Heinrich von Geymüller

De decaf-fr
Heinrich von Geymüller (um 1895)

Né à Vienne, l’architecte et historien de l’art Heinrich von Geymüller a passé les premières années de son enfance dans la capitale autrichienne. Après avoir épousé une Parisienne, il a résidé en France pendant plusieurs décennies. À la fin de sa vie, ses liens avec Vienne se sont renforcés, notamment dans le cadre de ses recherches en histoire de l’architecture. Ses archives sont actuellement conservées en Autriche.

Biographie

Après la faillite de l’empire financier familial lors de la crise de 1842, Heinrich von Geymüller, né le 12 mai 1839 à Vienne et décédé le 19 décembre 1909 à Baden-Baden, connaît une enfance et une adolescence itinérantes, marquées par des séjours en Angleterre, en France et en Suisse. Au décès de son père, alors que sa mère est gravement malade, il est adopté de façon informelle par la famille d’un camarade d’école. Ses études en ingénierie et en architecture à Berlin font de lui un Européen polyglotte, capable de s’exprimer et de publier dans quatre langues différentes (allemand, français, anglais et italien).

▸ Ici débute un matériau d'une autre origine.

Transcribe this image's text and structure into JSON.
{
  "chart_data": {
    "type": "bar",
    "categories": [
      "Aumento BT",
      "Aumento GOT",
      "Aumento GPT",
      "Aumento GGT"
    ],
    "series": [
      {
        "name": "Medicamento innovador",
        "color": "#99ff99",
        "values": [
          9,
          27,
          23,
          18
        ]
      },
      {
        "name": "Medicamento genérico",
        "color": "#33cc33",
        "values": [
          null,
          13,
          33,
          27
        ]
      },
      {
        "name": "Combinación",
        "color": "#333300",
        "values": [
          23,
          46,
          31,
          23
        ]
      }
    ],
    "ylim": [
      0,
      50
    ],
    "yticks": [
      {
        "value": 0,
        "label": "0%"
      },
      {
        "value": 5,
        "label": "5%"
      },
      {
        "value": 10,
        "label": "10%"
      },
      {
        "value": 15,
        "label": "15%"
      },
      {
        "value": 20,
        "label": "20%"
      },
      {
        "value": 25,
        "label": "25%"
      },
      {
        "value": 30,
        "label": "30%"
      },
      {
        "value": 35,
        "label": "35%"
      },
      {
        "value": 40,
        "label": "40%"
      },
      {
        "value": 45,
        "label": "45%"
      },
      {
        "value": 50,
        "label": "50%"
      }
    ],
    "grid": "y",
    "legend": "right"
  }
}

Ses activités professionnelles à Berlin et à Paris amènent Geymüller à s’intéresser à l’histoire de l’architecture. Encouragé par l’historien de l’art et de la culture Jakob Burckhardt[1], il entreprend une étude approfondie des dessins conservés à la Galerie des Offices de Florence afin de mieux comprendre l’histoire de la conception et de la construction de la basilique Saint-Pierre de Rome. Ses efforts portent rapidement leurs fruits : Geymüller fait des découvertes spectaculaires, notamment en identifiant et en interprétant des documents fondamentaux, inconnus jusqu’alors, relatifs aux projets primitifs élaborés pour la basilique Saint-Pierre. Fidèle aux préceptes architecturaux de son époque, il essaie de reconstituer les plans de la basilique à partir de documents souvent hermétiques sur le plan graphique et crée des projections impressionnantes. Sa reconstruction minutieuse de projets datant de la Renaissance se distingue par sa qualité graphique et sa puissance créatrice.

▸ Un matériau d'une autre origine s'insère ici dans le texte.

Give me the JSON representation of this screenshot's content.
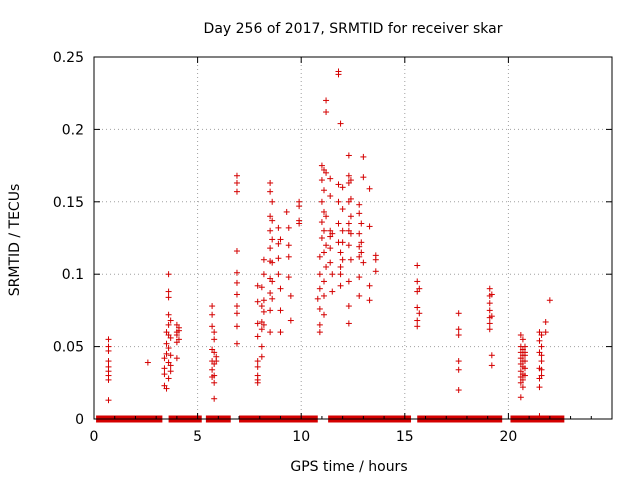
{
  "chart_data": {
    "type": "scatter",
    "title": "Day 256 of 2017, SRMTID for receiver skar",
    "xlabel": "GPS time / hours",
    "ylabel": "SRMTID / TECUs",
    "xlim": [
      0,
      25
    ],
    "ylim": [
      0,
      0.25
    ],
    "xticks": [
      0,
      5,
      10,
      15,
      20
    ],
    "xtick_labels": [
      "0",
      "5",
      "10",
      "15",
      "20"
    ],
    "yticks": [
      0,
      0.05,
      0.1,
      0.15,
      0.2,
      0.25
    ],
    "ytick_labels": [
      "0",
      "0.05",
      "0.1",
      "0.15",
      "0.2",
      "0.25"
    ],
    "grid": true,
    "legend": "none",
    "marker": "plus",
    "color": "#d40000",
    "zero_band": [
      [
        0.1,
        3.3
      ],
      [
        3.6,
        5.2
      ],
      [
        5.4,
        6.6
      ],
      [
        7.0,
        10.8
      ],
      [
        11.3,
        15.3
      ],
      [
        15.6,
        19.7
      ],
      [
        20.1,
        22.7
      ]
    ],
    "points": [
      [
        0.7,
        0.055
      ],
      [
        0.7,
        0.05
      ],
      [
        0.7,
        0.047
      ],
      [
        0.7,
        0.04
      ],
      [
        0.7,
        0.036
      ],
      [
        0.7,
        0.033
      ],
      [
        0.7,
        0.03
      ],
      [
        0.7,
        0.027
      ],
      [
        0.7,
        0.013
      ],
      [
        2.6,
        0.039
      ],
      [
        3.4,
        0.042
      ],
      [
        3.4,
        0.035
      ],
      [
        3.4,
        0.031
      ],
      [
        3.4,
        0.023
      ],
      [
        3.5,
        0.06
      ],
      [
        3.5,
        0.052
      ],
      [
        3.5,
        0.045
      ],
      [
        3.5,
        0.021
      ],
      [
        3.6,
        0.1
      ],
      [
        3.6,
        0.088
      ],
      [
        3.6,
        0.084
      ],
      [
        3.6,
        0.072
      ],
      [
        3.6,
        0.065
      ],
      [
        3.6,
        0.058
      ],
      [
        3.6,
        0.049
      ],
      [
        3.6,
        0.039
      ],
      [
        3.6,
        0.028
      ],
      [
        3.7,
        0.068
      ],
      [
        3.7,
        0.056
      ],
      [
        3.7,
        0.044
      ],
      [
        3.7,
        0.037
      ],
      [
        3.7,
        0.033
      ],
      [
        4.0,
        0.065
      ],
      [
        4.0,
        0.06
      ],
      [
        4.0,
        0.058
      ],
      [
        4.0,
        0.053
      ],
      [
        4.0,
        0.042
      ],
      [
        4.1,
        0.063
      ],
      [
        4.1,
        0.061
      ],
      [
        4.1,
        0.055
      ],
      [
        5.7,
        0.078
      ],
      [
        5.7,
        0.072
      ],
      [
        5.7,
        0.064
      ],
      [
        5.7,
        0.048
      ],
      [
        5.7,
        0.04
      ],
      [
        5.7,
        0.034
      ],
      [
        5.7,
        0.029
      ],
      [
        5.8,
        0.06
      ],
      [
        5.8,
        0.055
      ],
      [
        5.8,
        0.046
      ],
      [
        5.8,
        0.038
      ],
      [
        5.8,
        0.03
      ],
      [
        5.8,
        0.025
      ],
      [
        5.8,
        0.014
      ],
      [
        5.9,
        0.043
      ],
      [
        5.9,
        0.04
      ],
      [
        6.9,
        0.168
      ],
      [
        6.9,
        0.163
      ],
      [
        6.9,
        0.157
      ],
      [
        6.9,
        0.116
      ],
      [
        6.9,
        0.101
      ],
      [
        6.9,
        0.094
      ],
      [
        6.9,
        0.086
      ],
      [
        6.9,
        0.078
      ],
      [
        6.9,
        0.073
      ],
      [
        6.9,
        0.064
      ],
      [
        6.9,
        0.052
      ],
      [
        7.9,
        0.092
      ],
      [
        7.9,
        0.081
      ],
      [
        7.9,
        0.066
      ],
      [
        7.9,
        0.057
      ],
      [
        7.9,
        0.04
      ],
      [
        7.9,
        0.036
      ],
      [
        7.9,
        0.03
      ],
      [
        7.9,
        0.027
      ],
      [
        7.9,
        0.025
      ],
      [
        8.1,
        0.091
      ],
      [
        8.1,
        0.078
      ],
      [
        8.1,
        0.067
      ],
      [
        8.1,
        0.062
      ],
      [
        8.1,
        0.05
      ],
      [
        8.1,
        0.043
      ],
      [
        8.2,
        0.11
      ],
      [
        8.2,
        0.1
      ],
      [
        8.2,
        0.082
      ],
      [
        8.2,
        0.074
      ],
      [
        8.2,
        0.065
      ],
      [
        8.5,
        0.163
      ],
      [
        8.5,
        0.157
      ],
      [
        8.5,
        0.14
      ],
      [
        8.5,
        0.13
      ],
      [
        8.5,
        0.118
      ],
      [
        8.5,
        0.109
      ],
      [
        8.5,
        0.097
      ],
      [
        8.5,
        0.087
      ],
      [
        8.5,
        0.075
      ],
      [
        8.5,
        0.06
      ],
      [
        8.6,
        0.15
      ],
      [
        8.6,
        0.137
      ],
      [
        8.6,
        0.124
      ],
      [
        8.6,
        0.108
      ],
      [
        8.6,
        0.095
      ],
      [
        8.6,
        0.083
      ],
      [
        8.9,
        0.132
      ],
      [
        8.9,
        0.121
      ],
      [
        8.9,
        0.111
      ],
      [
        8.9,
        0.1
      ],
      [
        9.0,
        0.124
      ],
      [
        9.0,
        0.09
      ],
      [
        9.0,
        0.075
      ],
      [
        9.0,
        0.06
      ],
      [
        9.3,
        0.143
      ],
      [
        9.4,
        0.132
      ],
      [
        9.4,
        0.12
      ],
      [
        9.4,
        0.112
      ],
      [
        9.4,
        0.098
      ],
      [
        9.5,
        0.085
      ],
      [
        9.5,
        0.068
      ],
      [
        9.9,
        0.15
      ],
      [
        9.9,
        0.147
      ],
      [
        9.9,
        0.137
      ],
      [
        9.9,
        0.135
      ],
      [
        10.8,
        0.083
      ],
      [
        10.9,
        0.112
      ],
      [
        10.9,
        0.1
      ],
      [
        10.9,
        0.09
      ],
      [
        10.9,
        0.076
      ],
      [
        10.9,
        0.065
      ],
      [
        10.9,
        0.06
      ],
      [
        11.0,
        0.175
      ],
      [
        11.0,
        0.165
      ],
      [
        11.0,
        0.15
      ],
      [
        11.0,
        0.136
      ],
      [
        11.0,
        0.125
      ],
      [
        11.1,
        0.172
      ],
      [
        11.1,
        0.158
      ],
      [
        11.1,
        0.143
      ],
      [
        11.1,
        0.13
      ],
      [
        11.1,
        0.115
      ],
      [
        11.1,
        0.095
      ],
      [
        11.1,
        0.085
      ],
      [
        11.1,
        0.072
      ],
      [
        11.2,
        0.22
      ],
      [
        11.2,
        0.212
      ],
      [
        11.2,
        0.17
      ],
      [
        11.2,
        0.14
      ],
      [
        11.2,
        0.12
      ],
      [
        11.2,
        0.105
      ],
      [
        11.4,
        0.166
      ],
      [
        11.4,
        0.154
      ],
      [
        11.4,
        0.13
      ],
      [
        11.4,
        0.126
      ],
      [
        11.4,
        0.118
      ],
      [
        11.4,
        0.108
      ],
      [
        11.5,
        0.128
      ],
      [
        11.5,
        0.1
      ],
      [
        11.5,
        0.088
      ],
      [
        11.8,
        0.24
      ],
      [
        11.8,
        0.238
      ],
      [
        11.8,
        0.162
      ],
      [
        11.8,
        0.15
      ],
      [
        11.8,
        0.135
      ],
      [
        11.8,
        0.122
      ],
      [
        11.9,
        0.204
      ],
      [
        11.9,
        0.115
      ],
      [
        11.9,
        0.105
      ],
      [
        11.9,
        0.1
      ],
      [
        11.9,
        0.092
      ],
      [
        12.0,
        0.16
      ],
      [
        12.0,
        0.145
      ],
      [
        12.0,
        0.13
      ],
      [
        12.0,
        0.122
      ],
      [
        12.0,
        0.11
      ],
      [
        12.3,
        0.182
      ],
      [
        12.3,
        0.168
      ],
      [
        12.3,
        0.163
      ],
      [
        12.3,
        0.15
      ],
      [
        12.3,
        0.135
      ],
      [
        12.3,
        0.13
      ],
      [
        12.3,
        0.12
      ],
      [
        12.3,
        0.095
      ],
      [
        12.3,
        0.078
      ],
      [
        12.3,
        0.066
      ],
      [
        12.4,
        0.165
      ],
      [
        12.4,
        0.152
      ],
      [
        12.4,
        0.14
      ],
      [
        12.4,
        0.128
      ],
      [
        12.4,
        0.11
      ],
      [
        12.8,
        0.148
      ],
      [
        12.8,
        0.142
      ],
      [
        12.8,
        0.128
      ],
      [
        12.8,
        0.119
      ],
      [
        12.8,
        0.112
      ],
      [
        12.8,
        0.098
      ],
      [
        12.8,
        0.085
      ],
      [
        12.9,
        0.135
      ],
      [
        12.9,
        0.122
      ],
      [
        12.9,
        0.115
      ],
      [
        13.0,
        0.181
      ],
      [
        13.0,
        0.167
      ],
      [
        13.0,
        0.108
      ],
      [
        13.3,
        0.159
      ],
      [
        13.3,
        0.133
      ],
      [
        13.3,
        0.092
      ],
      [
        13.3,
        0.082
      ],
      [
        13.6,
        0.113
      ],
      [
        13.6,
        0.11
      ],
      [
        13.6,
        0.102
      ],
      [
        15.6,
        0.106
      ],
      [
        15.6,
        0.095
      ],
      [
        15.6,
        0.088
      ],
      [
        15.6,
        0.077
      ],
      [
        15.6,
        0.068
      ],
      [
        15.6,
        0.064
      ],
      [
        15.7,
        0.09
      ],
      [
        15.7,
        0.073
      ],
      [
        17.6,
        0.073
      ],
      [
        17.6,
        0.062
      ],
      [
        17.6,
        0.058
      ],
      [
        17.6,
        0.04
      ],
      [
        17.6,
        0.034
      ],
      [
        17.6,
        0.02
      ],
      [
        19.1,
        0.09
      ],
      [
        19.1,
        0.085
      ],
      [
        19.1,
        0.08
      ],
      [
        19.1,
        0.075
      ],
      [
        19.1,
        0.07
      ],
      [
        19.1,
        0.066
      ],
      [
        19.1,
        0.062
      ],
      [
        19.2,
        0.086
      ],
      [
        19.2,
        0.071
      ],
      [
        19.2,
        0.044
      ],
      [
        19.2,
        0.037
      ],
      [
        20.6,
        0.058
      ],
      [
        20.6,
        0.05
      ],
      [
        20.6,
        0.046
      ],
      [
        20.6,
        0.042
      ],
      [
        20.6,
        0.038
      ],
      [
        20.6,
        0.033
      ],
      [
        20.6,
        0.029
      ],
      [
        20.6,
        0.025
      ],
      [
        20.6,
        0.015
      ],
      [
        20.7,
        0.055
      ],
      [
        20.7,
        0.048
      ],
      [
        20.7,
        0.044
      ],
      [
        20.7,
        0.04
      ],
      [
        20.7,
        0.036
      ],
      [
        20.7,
        0.031
      ],
      [
        20.7,
        0.027
      ],
      [
        20.7,
        0.022
      ],
      [
        20.8,
        0.046
      ],
      [
        20.8,
        0.04
      ],
      [
        20.8,
        0.035
      ],
      [
        20.8,
        0.03
      ],
      [
        20.8,
        0.05
      ],
      [
        20.8,
        0.044
      ],
      [
        21.5,
        0.06
      ],
      [
        21.5,
        0.054
      ],
      [
        21.5,
        0.046
      ],
      [
        21.5,
        0.035
      ],
      [
        21.5,
        0.028
      ],
      [
        21.5,
        0.022
      ],
      [
        21.5,
        0.002
      ],
      [
        21.6,
        0.058
      ],
      [
        21.6,
        0.05
      ],
      [
        21.6,
        0.044
      ],
      [
        21.6,
        0.04
      ],
      [
        21.6,
        0.034
      ],
      [
        21.6,
        0.03
      ],
      [
        21.8,
        0.067
      ],
      [
        21.8,
        0.06
      ],
      [
        22.0,
        0.082
      ]
    ]
  }
}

Heinrich von Geymüller, Rekonstruktion eines Entwurfs für St. Peter in Rom nach Bramante (1867)
Heinrich von Geymüller, Skizze einer Rekonstruktion für St. Peter in Rom nach Antonio da Sangallo il Giovane

Les contributions pratiques et méthodologiques de Geymüller en matière de restauration et de conservation du patrimoine ont fait l’objet de nombreuses discussions et continuent d’exercer une influence notable. À sa mort, il a laissé derrière lui une série de projets entamés ou inachevés. Parmi eux figure un thésaurus qui consiste en une collection étendue et représentative d’œuvres architecturales fondée sur une approche systématique ainsi que sur des reproductions fidèles (fac-similés) de haute qualité. Cette œuvre monumentale a occupé Geymüller pendant de nombreuses décennies. En règle générale, il a toujours eu pour objectif d’analyser de manière méthodique la signification des croquis conceptuels dans l’histoire de l’architecture et de les rendre exploitables. Sa démarche a conduit à des avancées significatives : grâce à la qualité de ses reproductions en fac-similé, il a contribué à un changement majeur dans la manière de concevoir les publications sur l’histoire de l’architecture.

Le rôle de médiateur de Geymüller doit être examiné à la lumière de son identité européenne. Sa famille, aisée et cultivée, est originaire de Bâle et a des racines alsaciennes. Sa mère, Eleonore Eliza Griesbach (1808-1866), est issue d’une famille de Hanovre installée en Angleterre depuis plusieurs générations. Après avoir quitté Vienne, la famille entame un périple de plusieurs années qui permet au jeune Heinrich, âgé de neuf ans à l’époque, d’acquérir la nationalité bâloise grâce à des parents originaires de Bâle. Cette citoyenneté sera la seule qu’il conservera tout au long de sa vie. En 1851, Geymüller intègre le Collège Galliard de Lausanne.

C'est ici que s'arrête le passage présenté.